A year later, Liu initiated the course MECH_ENG 329: Mechanistic Data Science for Engineering, which introduces mechanistic data science for engineering through the integration of scientific knowledge, such as physics and mechanics, through the six basic data science concepts that became the foundational modules of the textbook: multimodal data generation and collection, extraction of mechanistic features, knowledge-driven dimension reduction, reduced order surrogate models, deep learning for regression and classification, and system and design. 

Liu combined fundamental calculus with other numerical methods to create the class.

“That’s the way I want to relay them together, so this might be a new way to teach,” Liu said. “I wanted to introduce students to ideas to get more excited about STEM. Not only that, I wanted to bring in examples from daily life.”

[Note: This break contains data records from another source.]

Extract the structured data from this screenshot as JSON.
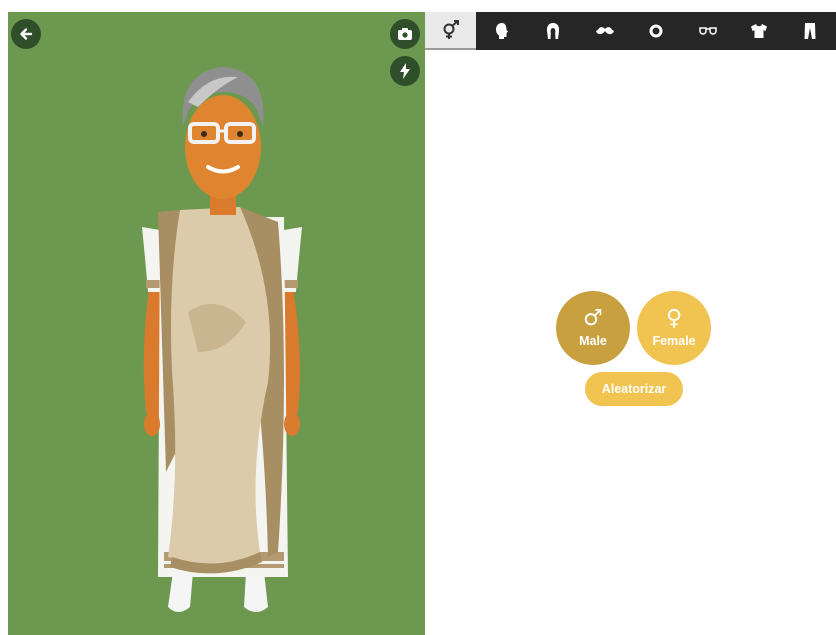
{
  "toolbar": {
    "tabs": [
      {
        "id": "gender",
        "icon": "gender-icon",
        "active": true
      },
      {
        "id": "head",
        "icon": "head-icon",
        "active": false
      },
      {
        "id": "hair",
        "icon": "hair-icon",
        "active": false
      },
      {
        "id": "facial-hair",
        "icon": "mustache-icon",
        "active": false
      },
      {
        "id": "eyes",
        "icon": "eye-icon",
        "active": false
      },
      {
        "id": "glasses",
        "icon": "glasses-icon",
        "active": false
      },
      {
        "id": "shirt",
        "icon": "shirt-icon",
        "active": false
      },
      {
        "id": "pants",
        "icon": "pants-icon",
        "active": false
      }
    ]
  },
  "preview": {
    "background_color": "#6c994f",
    "buttons": {
      "back": "back-arrow-icon",
      "camera": "camera-icon",
      "flash": "lightning-icon"
    }
  },
  "gender": {
    "male_symbol": "♂",
    "male_label": "Male",
    "female_symbol": "♀",
    "female_label": "Female",
    "selected": "male"
  },
  "randomize": {
    "label": "Aleatorizar"
  },
  "colors": {
    "male_button": "#c9a040",
    "female_button": "#f1c350",
    "toolbar": "#262626",
    "active_tab": "#e9e9e9"
  }
}
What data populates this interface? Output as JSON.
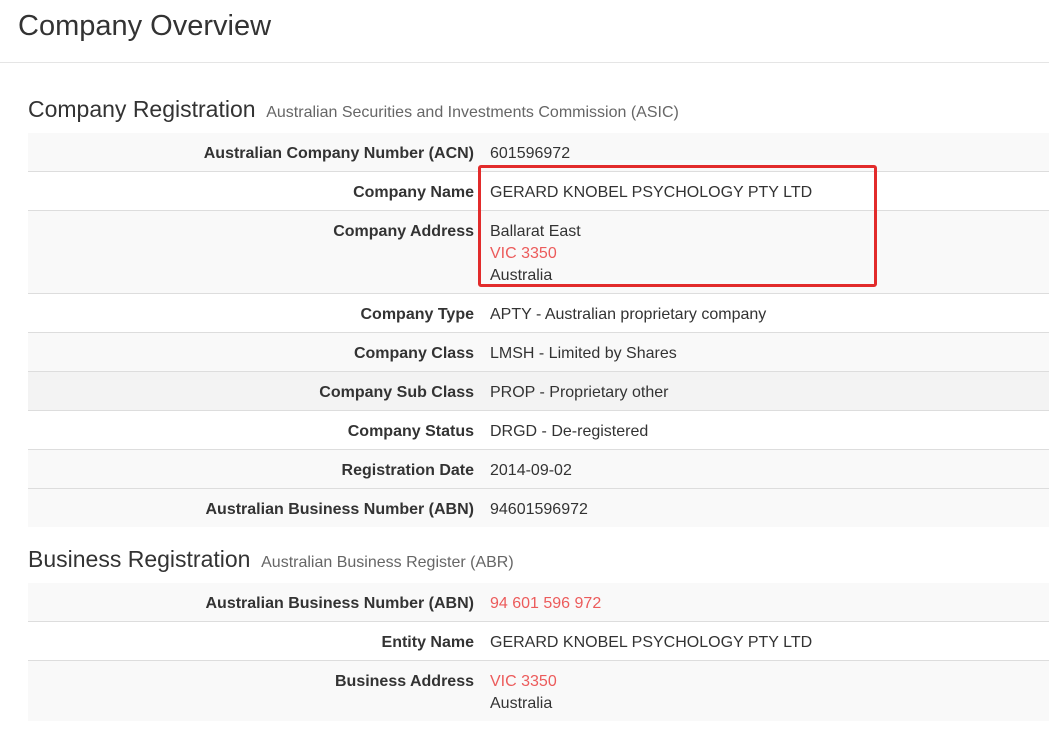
{
  "page": {
    "title": "Company Overview"
  },
  "company_registration": {
    "heading": "Company Registration",
    "subheading": "Australian Securities and Investments Commission (ASIC)",
    "rows": [
      {
        "label": "Australian Company Number (ACN)",
        "value": "601596972"
      },
      {
        "label": "Company Name",
        "value": "GERARD KNOBEL PSYCHOLOGY PTY LTD"
      },
      {
        "label": "Company Address",
        "lines": [
          "Ballarat East",
          "VIC 3350",
          "Australia"
        ]
      },
      {
        "label": "Company Type",
        "value": "APTY - Australian proprietary company"
      },
      {
        "label": "Company Class",
        "value": "LMSH - Limited by Shares"
      },
      {
        "label": "Company Sub Class",
        "value": "PROP - Proprietary other"
      },
      {
        "label": "Company Status",
        "value": "DRGD - De-registered"
      },
      {
        "label": "Registration Date",
        "value": "2014-09-02"
      },
      {
        "label": "Australian Business Number (ABN)",
        "value": "94601596972"
      }
    ]
  },
  "business_registration": {
    "heading": "Business Registration",
    "subheading": "Australian Business Register (ABR)",
    "rows": [
      {
        "label": "Australian Business Number (ABN)",
        "value": "94 601 596 972"
      },
      {
        "label": "Entity Name",
        "value": "GERARD KNOBEL PSYCHOLOGY PTY LTD"
      },
      {
        "label": "Business Address",
        "lines": [
          "VIC 3350",
          "Australia"
        ]
      }
    ]
  },
  "colors": {
    "link": "#ec5b5b",
    "highlight": "#e22b2b",
    "row_stripe": "#f9f9f9"
  }
}
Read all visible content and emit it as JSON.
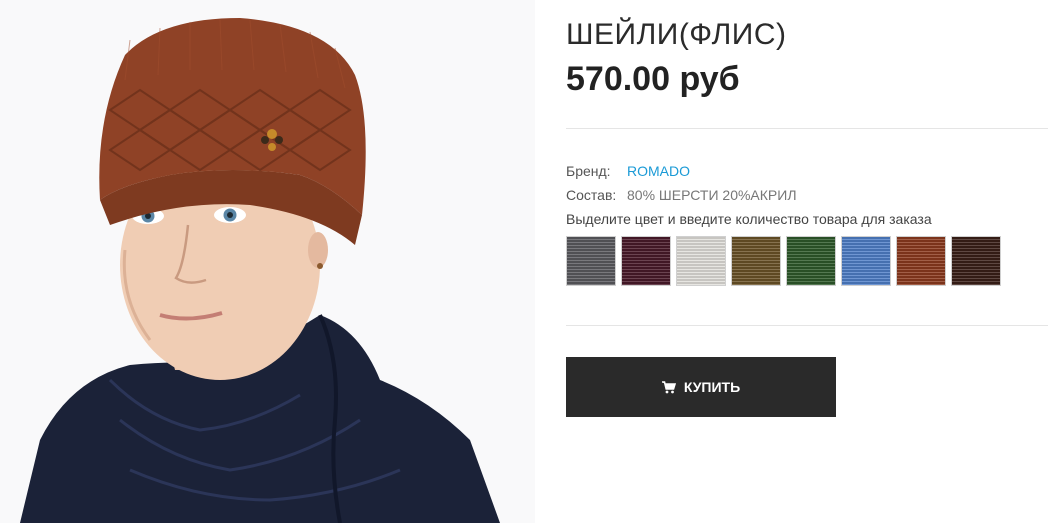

Meanwhile, Liu founded the international conference “Mechanistic Machine Learning and Digital Twin for Computational Science, Engineering and Technology, MMLDT-CSET.” Working closely with the University of California San Diego, the inaugural conference was held in 2021 and received a $99,500 National Science Foundation grant to fund high school students, undergraduates, and graduate students to attend the event.

Another conference is planned for 2023 at the University of Texas at El Paso.